A prisoner in jail Reverend Mark John said he had worked with many murderers during his time as a prison chaplain

“I would say you’re not beyond God. They were brigands who were crucified next to Jesus Christ. They were condemned men. I would say to you, he loves you, and you will be there.

“During my prison ministry I have worked with many murderers. I’ve worked with some who’ve come to a Christian faith and to a spiritual realisation. Only a very few cold people can be murderers and feel no remorse. The majority have a sense of remorse and guilt. As a prison service, we are always looking in to their attitude towards their offence. I want to know their attitude and what strategies they have in place to stop them from doing it again.”

Who are you commissioned by – God or the state?

“I definitely believe that my vocation comes from God. God called me to be a priest, and then God called me to be a prison chaplain. With that vocation to ministry, the authority comes from the bishop of this diocese.

“I’m also paid for by the state. There’s an act of parliament that says that every prison must have a chaplain, so the state actually empowers it. In fact the act says every prison must have a governor, a chaplain and other such staff.

“That’s one of the things I like about our state. There’s a balance. There’s an acceptance that the state has a right to punish, but there’s an acceptance that the state has a right to nurture and care.”

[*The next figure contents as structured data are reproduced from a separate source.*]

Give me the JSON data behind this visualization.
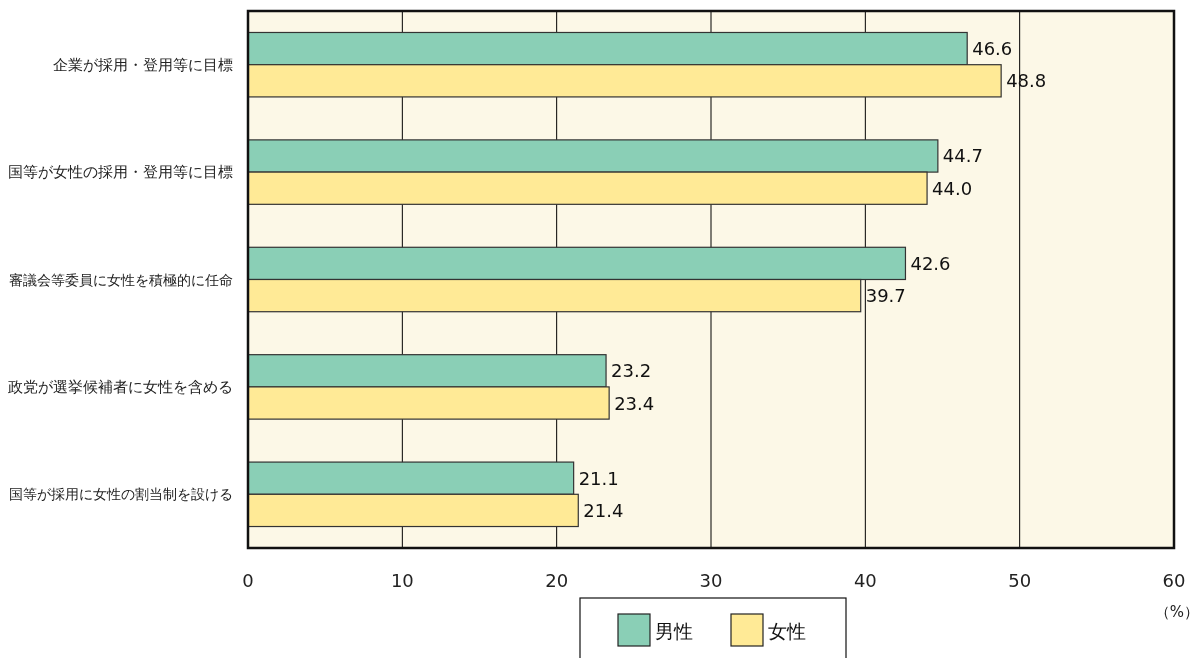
{
  "chart_data": {
    "type": "bar",
    "orientation": "horizontal",
    "categories": [
      "企業が採用・登用等に目標",
      "国等が女性の採用・登用等に目標",
      "審議会等委員に女性を積極的に任命",
      "政党が選挙候補者に女性を含める",
      "国等が採用に女性の割当制を設ける"
    ],
    "series": [
      {
        "name": "男性",
        "color": "#8acfb6",
        "values": [
          46.6,
          44.7,
          42.6,
          23.2,
          21.1
        ],
        "value_labels": [
          "46.6",
          "44.7",
          "42.6",
          "23.2",
          "21.1"
        ]
      },
      {
        "name": "女性",
        "color": "#ffea96",
        "values": [
          48.8,
          44.0,
          39.7,
          23.4,
          21.4
        ],
        "value_labels": [
          "48.8",
          "44.0",
          "39.7",
          "23.4",
          "21.4"
        ]
      }
    ],
    "xlim": [
      0,
      60
    ],
    "xticks": [
      0,
      10,
      20,
      30,
      40,
      50,
      60
    ],
    "xlabel": "（%）",
    "grid": "x",
    "legend": "bottom"
  }
}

Cardiff prison HMP Cardiff has a capacity for more than 780 male prisoners

What would you say to people who say that prison is a place of punishment, and punishment alone?

“As far as I’m aware, in law, prison has been defined as the punishment. You are in custody. Your liberty is curtailed. That is the punishment. Anything after that is cruel and inhumane.

“Our society, a progressive western society, has said that we keep people who don’t conform to the norms of society in a place of security to keep society safe from them. That is the punishment.

“The punishment then comes home when their daughter dies and they can’t go and comfort their wife, when their mum dies and they can’t leave the prison because that’s not allowed. That’s the punishment.”

What is your team made up of?

“When I first started work in prisons, the perception was that prison chaplaincy was largely a Christian ministry.

“It’s now become an all faith ministry. We have 20 chaplains of different denominations. 3.5 are fully paid chaplains. Some are sub-contracted or sessional chaplains, and a whole variety of others.

“We cater for the main Christian faiths. We have Muslim chaplains, Buddhist chaplains, a pagan chaplain, Jewish, Sikh chaplains, Jehovah’s Witness and Mormon. Basically if a prisoner comes in and says I have a certain faith, it is my job to ensure that we have a minister of that faith for them.”

Are you worth the public money that pays for you?

“I could point to you four or five people that as a direct result of something I’ve done or said are no longer in the criminal justice system.

“We are told that to keep a prisoner in Cardiff costs £30,000 or £40,000 a year, and to put them through the whole process can cost hundreds of thousands. So actually if I’ve got four that I’ve sorted out, that’s paid my wages for my career. So is it worth it? Value for money? Yes. Hopefully it’s a bit more than that.”